Si Boutef m'était conté

Ce n’est pas de notre faute, ni de la vôtre d’ailleurs. C’est peut-être celle du temps qui passe et qui ne s’est pas arrêté pour rendre hommage à ceux qui faisaient l’actualité et certainement la grandeur d’un pays mais qui restaient éternellement à l’ombre de l’homme au burnous noir. Je garde de vous l'image d'un grand négociateur, subtil et rusé, un diplomate habile comme on n’en fait plus. Je vous ai vu aussi, en 1976, dans une salle de la capitale, donner le tournis aux étudiants gauchistes enflammés qui voulaient vous coincer sur le sens de la révolution socialiste, vous qui passiez pour être un partisan du «libéralisme» honni par le parti et les élites intellectuelles. Je vous ai vu aux côtés de Carlos, grand «terroriste» qui ramenait, encore une fois, un avion vers Alger, «La Mecque des révolutionnaires». Je vous ai connu grand ami de tous les ennemis des dictateurs du monde, qu’ils soient d’Afrique, d’Asie ou d’Amérique latine, vous qui irradiez les restaurants huppés de la capitale par l'éclat unique des vrais rebelles. Votre entrée dans ces salles aux lumières douces, avec cette démarche à la fois légère et assurée, suffisait pour faire se lever les gens. Vous ne laissiez pas indifférent car vous ne passiez pas inaperçu. Et parce que vous saviez dire à chaque femme, à chaque homme, les mots qu’il fallait pour les mettre à l’aise, les rassurer, les faire sourire, on vous considérait comme le grand seigneur de ces nuits féeriques et sereines d’Alger. Vous aviez ce sens de l’humour qui faisait retomber les grandes tensions et vous aviez les mots justes pour faire rêver la «panthère noire» d’Amérique, tout en rassurant l’ambassadeur des États-Unis sur les bonnes intentions de l’Algérie.

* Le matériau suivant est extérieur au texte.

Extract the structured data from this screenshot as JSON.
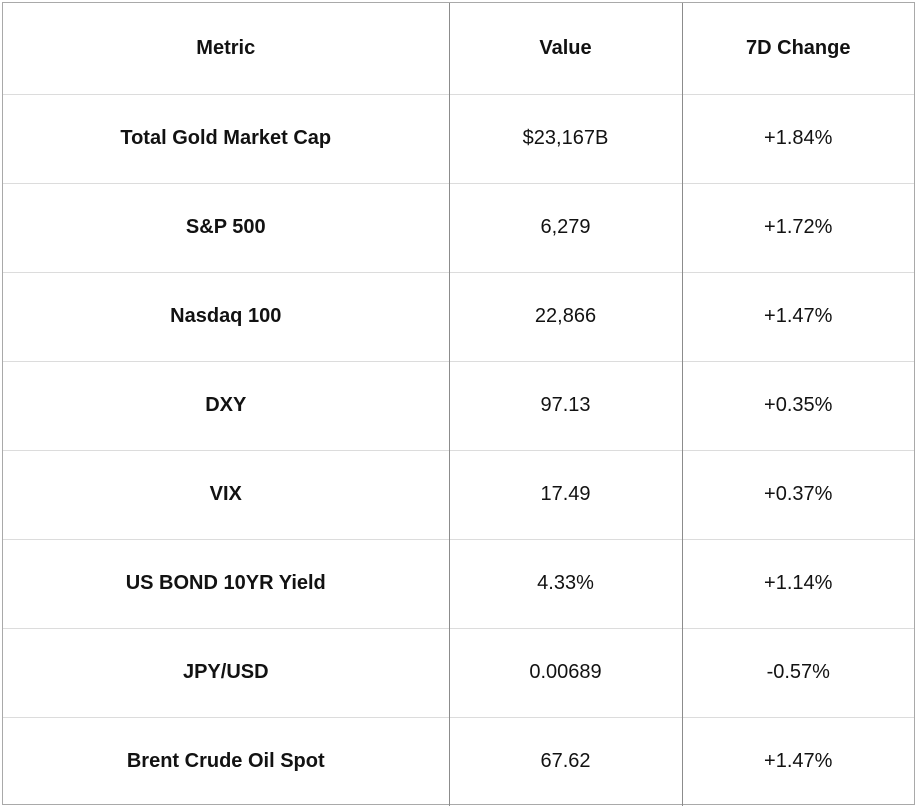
{
  "table": {
    "headers": {
      "metric": "Metric",
      "value": "Value",
      "change": "7D Change"
    },
    "rows": [
      {
        "metric": "Total Gold Market Cap",
        "value": "$23,167B",
        "change": "+1.84%"
      },
      {
        "metric": "S&P 500",
        "value": "6,279",
        "change": "+1.72%"
      },
      {
        "metric": "Nasdaq 100",
        "value": "22,866",
        "change": "+1.47%"
      },
      {
        "metric": "DXY",
        "value": "97.13",
        "change": "+0.35%"
      },
      {
        "metric": "VIX",
        "value": "17.49",
        "change": "+0.37%"
      },
      {
        "metric": "US BOND 10YR Yield",
        "value": "4.33%",
        "change": "+1.14%"
      },
      {
        "metric": "JPY/USD",
        "value": "0.00689",
        "change": "-0.57%"
      },
      {
        "metric": "Brent Crude Oil Spot",
        "value": "67.62",
        "change": "+1.47%"
      }
    ]
  },
  "chart_data": {
    "type": "table",
    "title": "",
    "columns": [
      "Metric",
      "Value",
      "7D Change"
    ],
    "rows": [
      [
        "Total Gold Market Cap",
        "$23,167B",
        "+1.84%"
      ],
      [
        "S&P 500",
        "6,279",
        "+1.72%"
      ],
      [
        "Nasdaq 100",
        "22,866",
        "+1.47%"
      ],
      [
        "DXY",
        "97.13",
        "+0.35%"
      ],
      [
        "VIX",
        "17.49",
        "+0.37%"
      ],
      [
        "US BOND 10YR Yield",
        "4.33%",
        "+1.14%"
      ],
      [
        "JPY/USD",
        "0.00689",
        "-0.57%"
      ],
      [
        "Brent Crude Oil Spot",
        "67.62",
        "+1.47%"
      ]
    ],
    "numeric_values": [
      23167,
      6279,
      22866,
      97.13,
      17.49,
      4.33,
      0.00689,
      67.62
    ],
    "change_pct_7d": [
      1.84,
      1.72,
      1.47,
      0.35,
      0.37,
      1.14,
      -0.57,
      1.47
    ]
  },
  "colors": {
    "background": "#ffffff",
    "text": "#121212",
    "outer_border": "#a9a9a9",
    "column_border": "#8c8c8c",
    "row_border": "#dcdcdc"
  }
}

Alors, ce n’est vraiment pas de notre faute si, lorsque ce pays s’est trouvé coincé et qu’il fallait qu’il s’en sorte, il n’a pas hésité à s’inventer d’autres héros, à semer de nouveaux repères sur le chemin de la survie, pour créer cette épopée surgie de l’Algérie profonde si riche en intrépides ! Ce n’est pas de notre faute si, pour de bonnes ou de mauvaises intentions, Octobre a enfanté d’autres gamins qui ont fait plier l’ordre ancien afin que change le système politique de ce pays, afin que naissent ces frémissements démocratiques qui ont grandi dans les printemps de la liberté ! Vous n'étiez surtout pas là pour dire à ceux qui en avaient besoin, dans le désespoir des lendemains de carnages et de toutes les autres basses œuvres du terrorisme intégriste, qu’il fallait croire en ce pays et ne pas abandonner la lutte contre la bête immonde ! Vous n'étiez pas là pour secourir les modestes citoyens de Raïs ou pour dire un mot d’espoir aux orphelins et aux veuves de Bentalha ! Vous auriez pu le faire, mais vous n'étiez pas là ! Par contre, ce que vous aviez bien fait, et même très bien, c’est de réhabiliter ces monstres qui ont fait tant de mal à nos familles, qui ont tué Boucebci, Djaout, Aslaoui et Flici ! Vous n'étiez pas là pour dire à leurs épouses ces mots qui réconfortent, mais vous étiez là pour les faire pleurer avec la concorde et la réconciliation, ces serpents venimeux qui prennent tantôt des couleurs «civiles», tantôt celles dites «nationales», mais qui gardent, dans toutes les situations, leur venin intact pour nous faire mal dans nos tripes !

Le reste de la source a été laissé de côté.